La Giornata si propone come un momento di riflessione teorico e metodologico, presentando la catalogazione degli artisti, delle istituzioni e gallerie, delle riviste e dei documenti di critica, oltre che dei grandi eventi e mostre che negli ultimi 60 anni sono stati protagonisti del tessuto artistico napoletano.
Grazie all’intervento di docenti, curatori, critici d’arte e funzionari di musei e istituzioni pubbliche invitati a presentare le proprie esperienze di lavoro e a introdurre le proprie metodologie di intervento, sarà possibile discutere e approfondire le modalità e procedure alla base di uno studio della realtà artistica contemporanea che si avvale di processi di schedatura e catalogazione in grado di portare la ricerca, e il dibattito sul ruolo della ricerca, anche al cuore dell’attività istituzionale del museo.

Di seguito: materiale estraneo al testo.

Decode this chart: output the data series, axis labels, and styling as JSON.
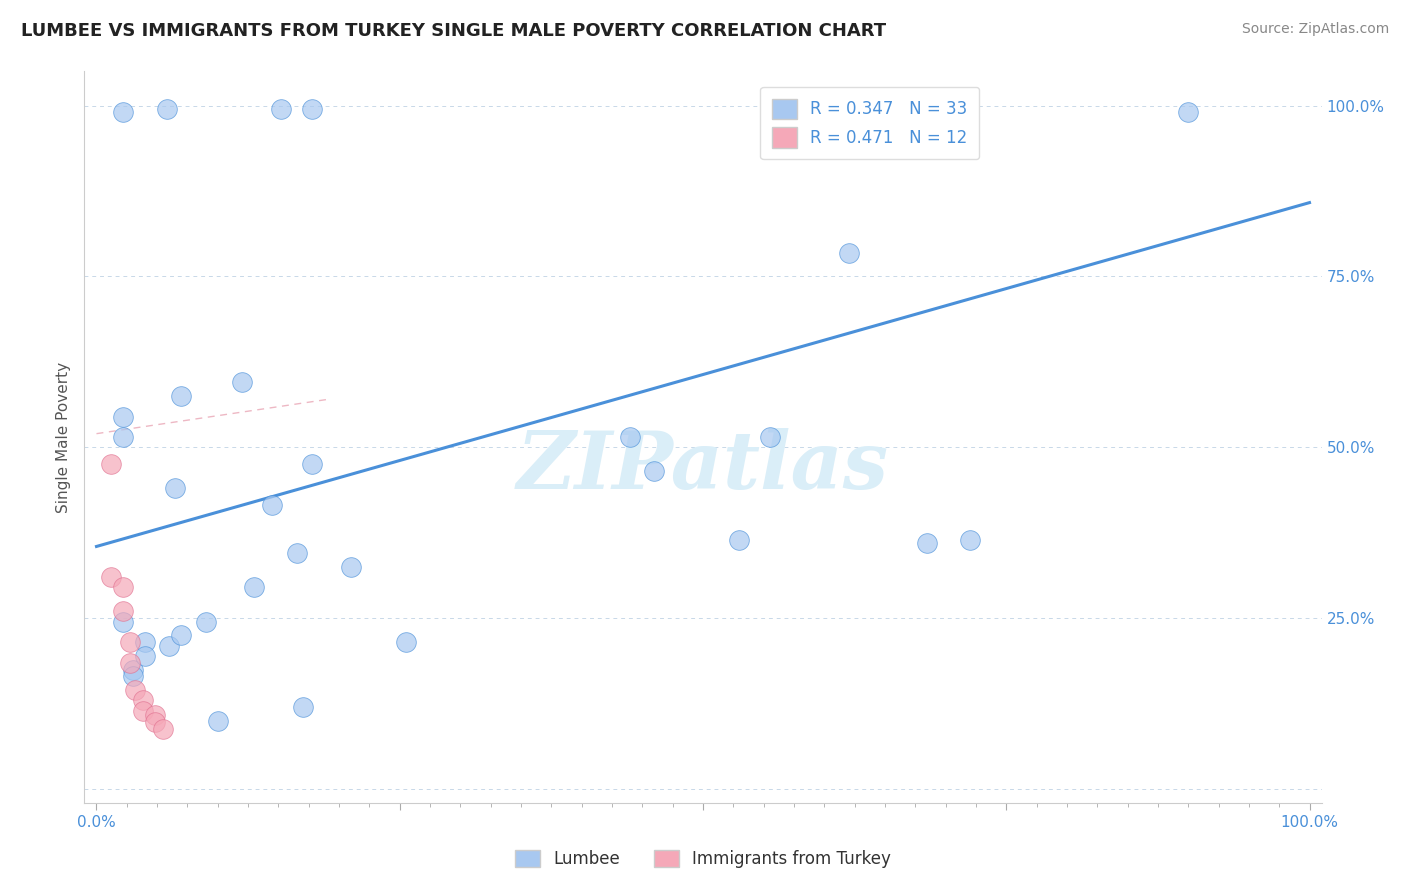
{
  "title": "LUMBEE VS IMMIGRANTS FROM TURKEY SINGLE MALE POVERTY CORRELATION CHART",
  "source": "Source: ZipAtlas.com",
  "ylabel": "Single Male Poverty",
  "legend_label1": "Lumbee",
  "legend_label2": "Immigrants from Turkey",
  "R1": 0.347,
  "N1": 33,
  "R2": 0.471,
  "N2": 12,
  "xlim": [
    -0.01,
    1.01
  ],
  "ylim": [
    -0.02,
    1.05
  ],
  "color_lumbee": "#a8c8f0",
  "color_turkey": "#f5a8b8",
  "color_line1": "#4a90d9",
  "color_line2": "#e07090",
  "watermark": "ZIPatlas",
  "watermark_color": "#daeef8",
  "background_color": "#ffffff",
  "grid_color": "#c8d8e8",
  "lumbee_x": [
    0.022,
    0.058,
    0.152,
    0.178,
    0.022,
    0.022,
    0.07,
    0.12,
    0.178,
    0.065,
    0.145,
    0.165,
    0.21,
    0.022,
    0.04,
    0.03,
    0.03,
    0.04,
    0.06,
    0.07,
    0.09,
    0.13,
    0.255,
    0.44,
    0.46,
    0.53,
    0.555,
    0.62,
    0.685,
    0.72,
    0.9,
    0.17,
    0.1
  ],
  "lumbee_y": [
    0.99,
    0.995,
    0.995,
    0.995,
    0.545,
    0.515,
    0.575,
    0.595,
    0.475,
    0.44,
    0.415,
    0.345,
    0.325,
    0.245,
    0.215,
    0.175,
    0.165,
    0.195,
    0.21,
    0.225,
    0.245,
    0.295,
    0.215,
    0.515,
    0.465,
    0.365,
    0.515,
    0.785,
    0.36,
    0.365,
    0.99,
    0.12,
    0.1
  ],
  "turkey_x": [
    0.012,
    0.012,
    0.022,
    0.022,
    0.028,
    0.028,
    0.032,
    0.038,
    0.038,
    0.048,
    0.048,
    0.055
  ],
  "turkey_y": [
    0.475,
    0.31,
    0.295,
    0.26,
    0.215,
    0.185,
    0.145,
    0.13,
    0.115,
    0.108,
    0.098,
    0.088
  ],
  "line1_x0": 0.0,
  "line1_y0": 0.355,
  "line1_x1": 1.0,
  "line1_y1": 0.858,
  "line2_x0": 0.0,
  "line2_y0": 0.52,
  "line2_x1": 0.19,
  "line2_y1": 0.57,
  "right_yticks": [
    0.25,
    0.5,
    0.75,
    1.0
  ],
  "right_ytick_labels": [
    "25.0%",
    "50.0%",
    "75.0%",
    "100.0%"
  ]
}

È questo un obiettivo che la Fondazione Donnaregina e il museo MADRE si sono preposti proprio nell’istituzione del proprio Dipartimento di Ricerca.
È un’occasione anche per studenti, laureandi e dottorandi nelle discipline storico-artistiche per partecipare ad un evento che si propone come un momento di aggiornamento e un’occasione di confronto tra studiosi di diverse generazioni.

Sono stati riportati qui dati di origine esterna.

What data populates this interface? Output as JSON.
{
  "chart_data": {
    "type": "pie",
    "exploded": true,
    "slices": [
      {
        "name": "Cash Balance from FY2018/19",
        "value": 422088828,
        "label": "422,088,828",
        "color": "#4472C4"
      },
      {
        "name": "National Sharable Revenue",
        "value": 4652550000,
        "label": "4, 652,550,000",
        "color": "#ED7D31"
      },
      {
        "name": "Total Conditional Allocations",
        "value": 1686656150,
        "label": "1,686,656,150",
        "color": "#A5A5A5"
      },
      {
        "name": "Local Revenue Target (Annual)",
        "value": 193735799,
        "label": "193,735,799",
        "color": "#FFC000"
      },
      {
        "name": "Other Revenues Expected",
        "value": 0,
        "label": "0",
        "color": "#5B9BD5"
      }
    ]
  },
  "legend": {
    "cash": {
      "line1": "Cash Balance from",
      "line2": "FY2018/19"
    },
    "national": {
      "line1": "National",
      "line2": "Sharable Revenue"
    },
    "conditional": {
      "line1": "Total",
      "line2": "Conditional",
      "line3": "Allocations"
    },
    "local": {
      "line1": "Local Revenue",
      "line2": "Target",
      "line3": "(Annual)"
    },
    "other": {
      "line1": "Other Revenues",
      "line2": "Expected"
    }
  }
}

Il Dipartimento di Ricerca del MADRE, in sintonia con l’attività curatoriale ed espositiva del museo, ha stabilito rapporti di collaborazione con la Soprintendenza per il Patrimonio Storico Artistico ed Etnoantropolologico e per il Polo museale della città di Napoli, in particolar modo con Castel Sant’Elmo, sede del Museo del Novecento, con cui si svolgeranno attività di ricognizione con affondi specifici sugli anni Ottanta del Novecento da proporre per il prossimo autunno.
Inoltre, grazie alle convenzioni attivate tra il MADRE e l’Accademia di Belle Arti di Napoli e le Università campane (Università Federico II, Università Suor Orsola Benincasa, Università degli Studi L’Orientale, Università degli Studi di Salerno), il Dipartimento di Ricerca sta sviluppando progetti di studio finalizzati a scambi e affiancamenti tra le istituzioni, con il coinvolgimento di studenti o giovani ricercatori.

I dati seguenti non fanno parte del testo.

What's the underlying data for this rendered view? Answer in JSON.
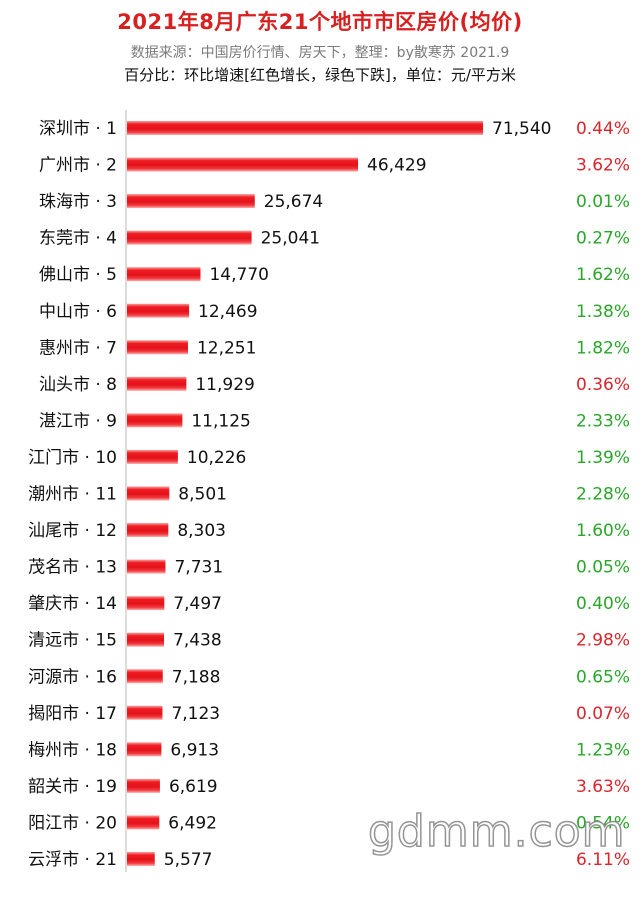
{
  "header": {
    "title": "2021年8月广东21个地市市区房价(均价)",
    "source": "数据来源：中国房价行情、房天下，整理：by散寒苏 2021.9",
    "note": "百分比：环比增速[红色增长，绿色下跌]，单位：元/平方米"
  },
  "watermark": "gdmm.com",
  "colors": {
    "bar": "#e8161c",
    "up": "#d8262c",
    "down": "#2aa62a"
  },
  "chart_data": {
    "type": "bar",
    "orientation": "horizontal",
    "categories": [
      "深圳市 · 1",
      "广州市 · 2",
      "珠海市 · 3",
      "东莞市 · 4",
      "佛山市 · 5",
      "中山市 · 6",
      "惠州市 · 7",
      "汕头市 · 8",
      "湛江市 · 9",
      "江门市 · 10",
      "潮州市 · 11",
      "汕尾市 · 12",
      "茂名市 · 13",
      "肇庆市 · 14",
      "清远市 · 15",
      "河源市 · 16",
      "揭阳市 · 17",
      "梅州市 · 18",
      "韶关市 · 19",
      "阳江市 · 20",
      "云浮市 · 21"
    ],
    "values": [
      71540,
      46429,
      25674,
      25041,
      14770,
      12469,
      12251,
      11929,
      11125,
      10226,
      8501,
      8303,
      7731,
      7497,
      7438,
      7188,
      7123,
      6913,
      6619,
      6492,
      5577
    ],
    "value_labels": [
      "71,540",
      "46,429",
      "25,674",
      "25,041",
      "14,770",
      "12,469",
      "12,251",
      "11,929",
      "11,125",
      "10,226",
      "8,501",
      "8,303",
      "7,731",
      "7,497",
      "7,438",
      "7,188",
      "7,123",
      "6,913",
      "6,619",
      "6,492",
      "5,577"
    ],
    "mom_change": [
      "0.44%",
      "3.62%",
      "0.01%",
      "0.27%",
      "1.62%",
      "1.38%",
      "1.82%",
      "0.36%",
      "2.33%",
      "1.39%",
      "2.28%",
      "1.60%",
      "0.05%",
      "0.40%",
      "2.98%",
      "0.65%",
      "0.07%",
      "1.23%",
      "3.63%",
      "0.54%",
      "6.11%"
    ],
    "mom_direction": [
      "up",
      "up",
      "down",
      "down",
      "down",
      "down",
      "down",
      "up",
      "down",
      "down",
      "down",
      "down",
      "down",
      "down",
      "up",
      "down",
      "up",
      "down",
      "up",
      "down",
      "up"
    ],
    "xlim": [
      0,
      71540
    ],
    "grid": false,
    "legend": "none"
  }
}
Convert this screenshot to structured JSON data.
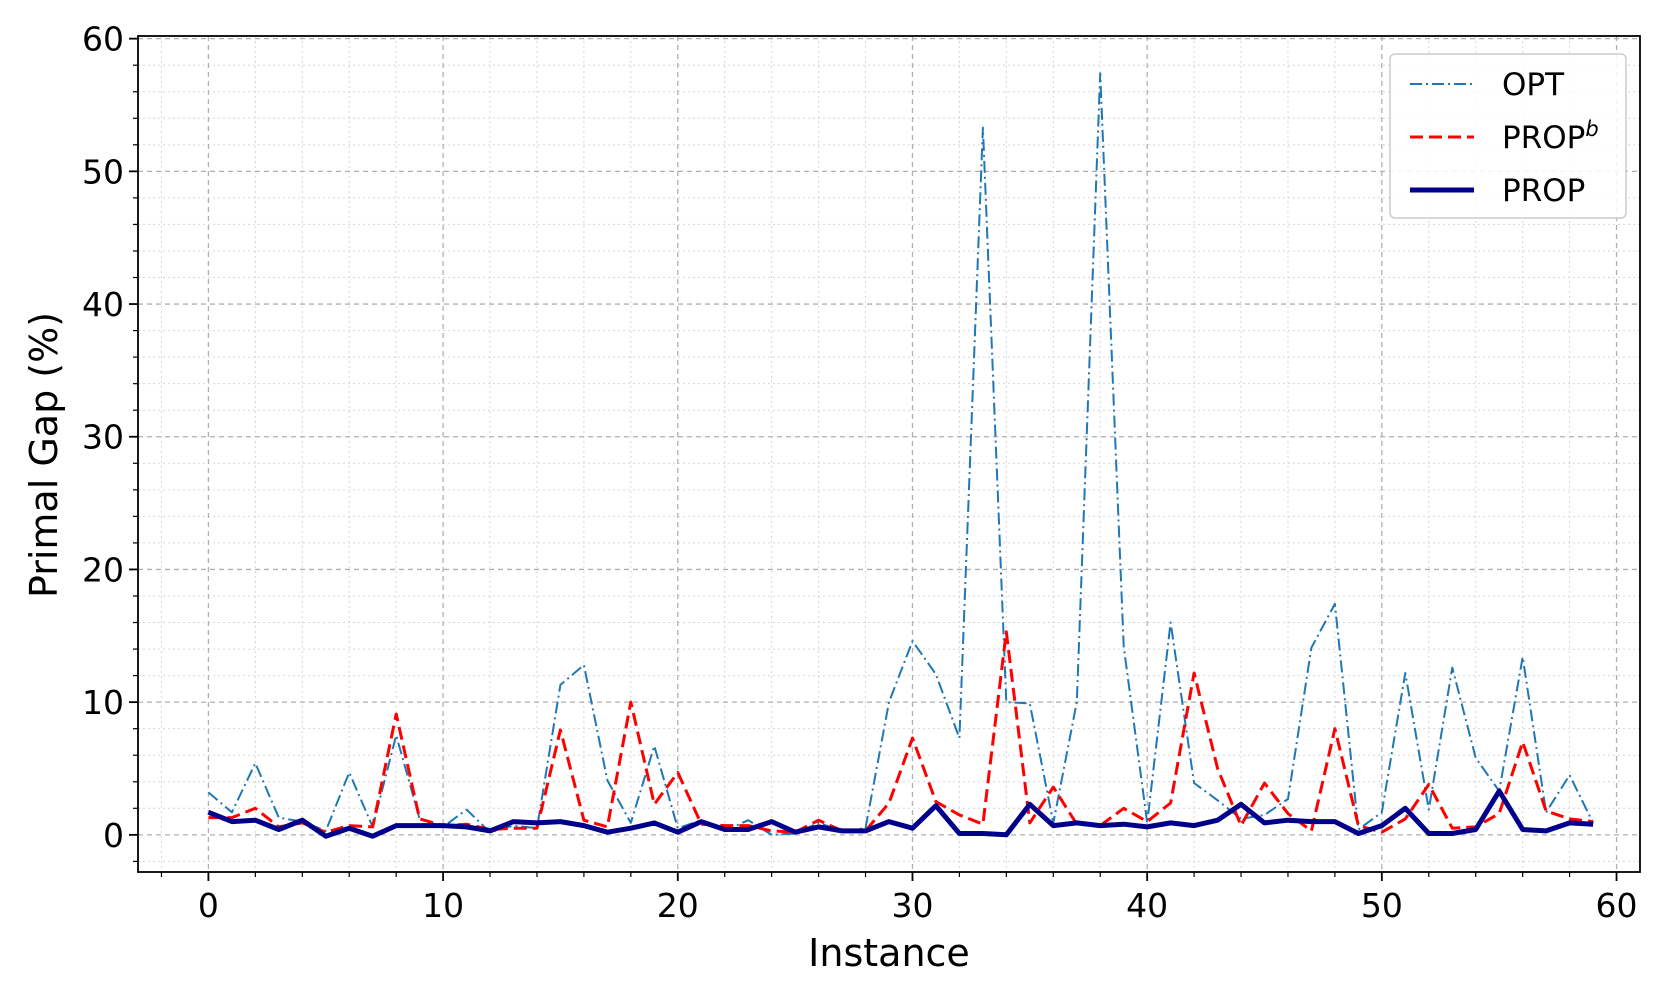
{
  "chart_data": {
    "type": "line",
    "title": "",
    "xlabel": "Instance",
    "ylabel": "Primal Gap (%)",
    "xlim": [
      -3,
      61
    ],
    "ylim": [
      -2.8,
      60.2
    ],
    "xticks": [
      0,
      10,
      20,
      30,
      40,
      50,
      60
    ],
    "yticks": [
      0,
      10,
      20,
      30,
      40,
      50,
      60
    ],
    "grid": true,
    "minor_grid": true,
    "legend_position": "top-right",
    "x": [
      0,
      1,
      2,
      3,
      4,
      5,
      6,
      7,
      8,
      9,
      10,
      11,
      12,
      13,
      14,
      15,
      16,
      17,
      18,
      19,
      20,
      21,
      22,
      23,
      24,
      25,
      26,
      27,
      28,
      29,
      30,
      31,
      32,
      33,
      34,
      35,
      36,
      37,
      38,
      39,
      40,
      41,
      42,
      43,
      44,
      45,
      46,
      47,
      48,
      49,
      50,
      51,
      52,
      53,
      54,
      55,
      56,
      57,
      58,
      59
    ],
    "series": [
      {
        "name": "OPT",
        "color": "#1f77b4",
        "style": "dashdot",
        "values": [
          3.2,
          1.7,
          5.4,
          1.3,
          1.0,
          0.3,
          4.7,
          0.6,
          7.5,
          1.2,
          0.6,
          1.9,
          0.2,
          0.7,
          0.5,
          11.3,
          12.8,
          4.1,
          0.9,
          6.7,
          0.5,
          1.1,
          0.3,
          1.1,
          0.0,
          0.1,
          0.9,
          0.3,
          0.5,
          10.0,
          14.6,
          12.1,
          7.3,
          53.3,
          10.0,
          9.9,
          0.9,
          10.0,
          57.4,
          14.2,
          0.9,
          16.0,
          3.9,
          2.6,
          1.2,
          1.5,
          2.7,
          14.1,
          17.4,
          0.4,
          1.7,
          12.2,
          1.9,
          12.6,
          5.8,
          3.3,
          13.4,
          1.7,
          4.5,
          0.9
        ]
      },
      {
        "name": "PROP",
        "name_sup": "b",
        "color": "#ff0000",
        "style": "dashed",
        "values": [
          1.3,
          1.3,
          2.0,
          0.6,
          0.9,
          0.2,
          0.7,
          0.6,
          9.1,
          1.2,
          0.7,
          0.8,
          0.4,
          0.5,
          0.5,
          7.9,
          1.1,
          0.6,
          10.0,
          2.3,
          4.7,
          0.8,
          0.7,
          0.7,
          0.3,
          0.2,
          1.1,
          0.3,
          0.3,
          2.4,
          7.3,
          2.5,
          1.5,
          0.8,
          15.3,
          0.9,
          3.6,
          0.8,
          0.7,
          2.0,
          1.0,
          2.4,
          12.2,
          5.0,
          0.7,
          3.9,
          1.6,
          0.3,
          8.0,
          0.7,
          0.2,
          1.2,
          3.8,
          0.5,
          0.6,
          1.6,
          7.0,
          1.8,
          1.2,
          1.0
        ]
      },
      {
        "name": "PROP",
        "color": "#00008b",
        "style": "solid",
        "values": [
          1.7,
          1.0,
          1.1,
          0.4,
          1.1,
          -0.1,
          0.5,
          -0.1,
          0.7,
          0.7,
          0.7,
          0.6,
          0.3,
          1.0,
          0.9,
          1.0,
          0.7,
          0.2,
          0.5,
          0.9,
          0.2,
          1.0,
          0.4,
          0.4,
          1.0,
          0.2,
          0.6,
          0.3,
          0.3,
          1.0,
          0.5,
          2.2,
          0.1,
          0.1,
          0.0,
          2.3,
          0.7,
          0.9,
          0.7,
          0.8,
          0.6,
          0.9,
          0.7,
          1.1,
          2.3,
          0.9,
          1.1,
          1.0,
          1.0,
          0.1,
          0.7,
          2.0,
          0.1,
          0.1,
          0.4,
          3.3,
          0.4,
          0.3,
          0.9,
          0.8
        ]
      }
    ]
  }
}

Si ringrazia, in particolare, l’Università degli studi di Salerno per la partecipazione alla Giornata di studi del 16 maggio che rientra tra le attività Unisarte.
I contenuti emersi dalla Giornata confluiranno poi in una pubblicazione edita da Electa prevista per il 2015.
PROGRAMMA DELLA GIORNATA
mattina, inizio lavori ore 11
introduce: Pierpaolo Forte
modera: Lea Mattarella, Accademia di Belle arti di Napoli
Fulvio Irace (Politecnico di Milano)
L’Archivio animato
Maria Vittoria Marini Clarelli (GNAM, Roma)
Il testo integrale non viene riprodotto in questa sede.